The Internal Rate of Return (IRR) is the discount rate which yields a zero Net Present Value (NPV) for any given stream of cash flows. Please see this post on NPV for a detailed look at how NPV gets calculated. There is no equation for IRR; digest it, remember it, come to terms with this core fact. IRR is found through perturbation, or the adjustment of a single element (in this case the discount rate) in the equation for NPV until a satisfactory answer is given (in this case zero).

You can think about it as backing into a zero NPV by adjusting the discount either up or down. In Microsoft Excel, you can find the IRR by using the Solver Add-In, Goal Seek or by the Excel formula (not to be confused with a mathematical equation) “=IRR(array)”, where “array” is a stream of cash flows greater than one with a negative value as the first cash flow. For a guide to using solver, go to http://chandoo.org/wp/2011/05/11/using-solver-to-assign-item/. Chandoo is a great source for all things excel.

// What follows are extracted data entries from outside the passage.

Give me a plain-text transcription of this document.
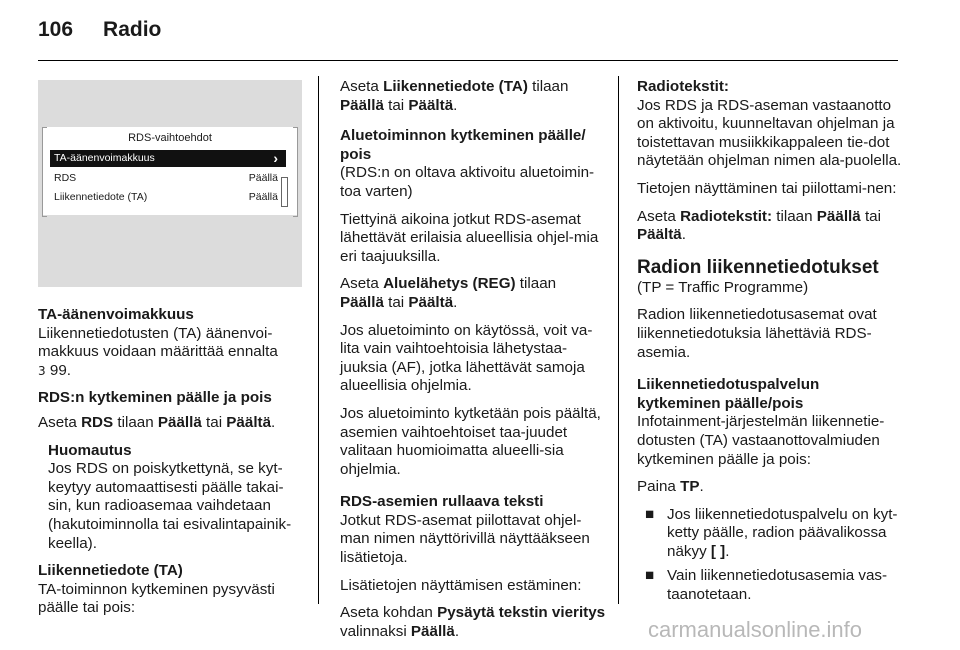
106 Radio
RDS-vaihtoehdot
TA-äänenvoimakkuus	›
RDS	Päällä
Liikennetiedote (TA)	Päällä
TA-äänenvoimakkuus

Liikennetiedotusten (TA) äänenvoi-makkuus voidaan määrittää ennalta
3 99.

RDS:n kytkeminen päälle ja pois

Aseta RDS tilaan Päällä tai Päältä.

Huomautus

Jos RDS on poiskytkettynä, se kyt-keytyy automaattisesti päälle takai-sin, kun radioasemaa vaihdetaan (hakutoiminnolla tai esivalintapainik-keella).

Liikennetiedote (TA)

TA-toiminnon kytkeminen pysyvästi päälle tai pois:

Aseta Liikennetiedote (TA) tilaan
Päällä tai Päältä.

Aluetoiminnon kytkeminen päälle/ pois

(RDS:n on oltava aktivoitu aluetoimin-toa varten)

Tiettyinä aikoina jotkut RDS-asemat lähettävät erilaisia alueellisia ohjel-mia eri taajuuksilla.

Aseta Aluelähetys (REG) tilaan
Päällä tai Päältä.

Jos aluetoiminto on käytössä, voit va-lita vain vaihtoehtoisia lähetystaa-juuksia (AF), jotka lähettävät samoja alueellisia ohjelmia.

Jos aluetoiminto kytketään pois päältä, asemien vaihtoehtoiset taa-juudet valitaan huomioimatta alueelli-sia ohjelmia.

RDS-asemien rullaava teksti

Jotkut RDS-asemat piilottavat ohjel-man nimen näyttörivillä näyttääkseen lisätietoja.

Lisätietojen näyttämisen estäminen:

Aseta kohdan Pysäytä tekstin vieritys valinnaksi Päällä.

Radiotekstit:

Jos RDS ja RDS-aseman vastaanotto on aktivoitu, kuunneltavan ohjelman ja toistettavan musiikkikappaleen tie-dot näytetään ohjelman nimen ala-puolella.

Tietojen näyttäminen tai piilottami-nen:

Aseta Radiotekstit: tilaan Päällä tai
Päältä.

Radion liikennetiedotukset

(TP = Traffic Programme)

Radion liikennetiedotusasemat ovat liikennetiedotuksia lähettäviä RDS-asemia.

Liikennetiedotuspalvelun kytkeminen päälle/pois

Infotainment-järjestelmän liikennetie-dotusten (TA) vastaanottovalmiuden kytkeminen päälle ja pois:

Paina TP.

■ Jos liikennetiedotuspalvelu on kyt-ketty päälle, radion päävalikossa näkyy [ ].
■ Vain liikennetiedotusasemia vas-taanotetaan.
carmanualsonline.info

Let’s take a look at using solver to solve a real example:

Here we see that the IRR for the cash flows (200,000); 13,468; 12,591; 11,767; 10,993; and 166,309 is 13.87%. We found this using Excel’s IRR formula, =IRR(C11:H11). Excel is simply hypothesizing a discount rate and then checking to see if it yields a zero NPV. If not, it adjustes the discount rate up or down until zero NPV is found. Once found, it displays that discount rate as the IRR. We can do the same thing using Solver:

So all we are doing is telling Solver to “Set Target Cell” to the Net Present Value so that a “Value” of zero is found “By Changing Cells” in which the discount rate is. If Solver can find a solution, it will change the discount rate until zero NPV is found. Did it work?

Et Voila! Net Present Value reads zero and the discount rate which achieved that is exactly the same rate that Excel gave us through the IRR formula. And that’s all there is to it – you just calculated IRR and passed where the finest CCIM practitioners fear to tread.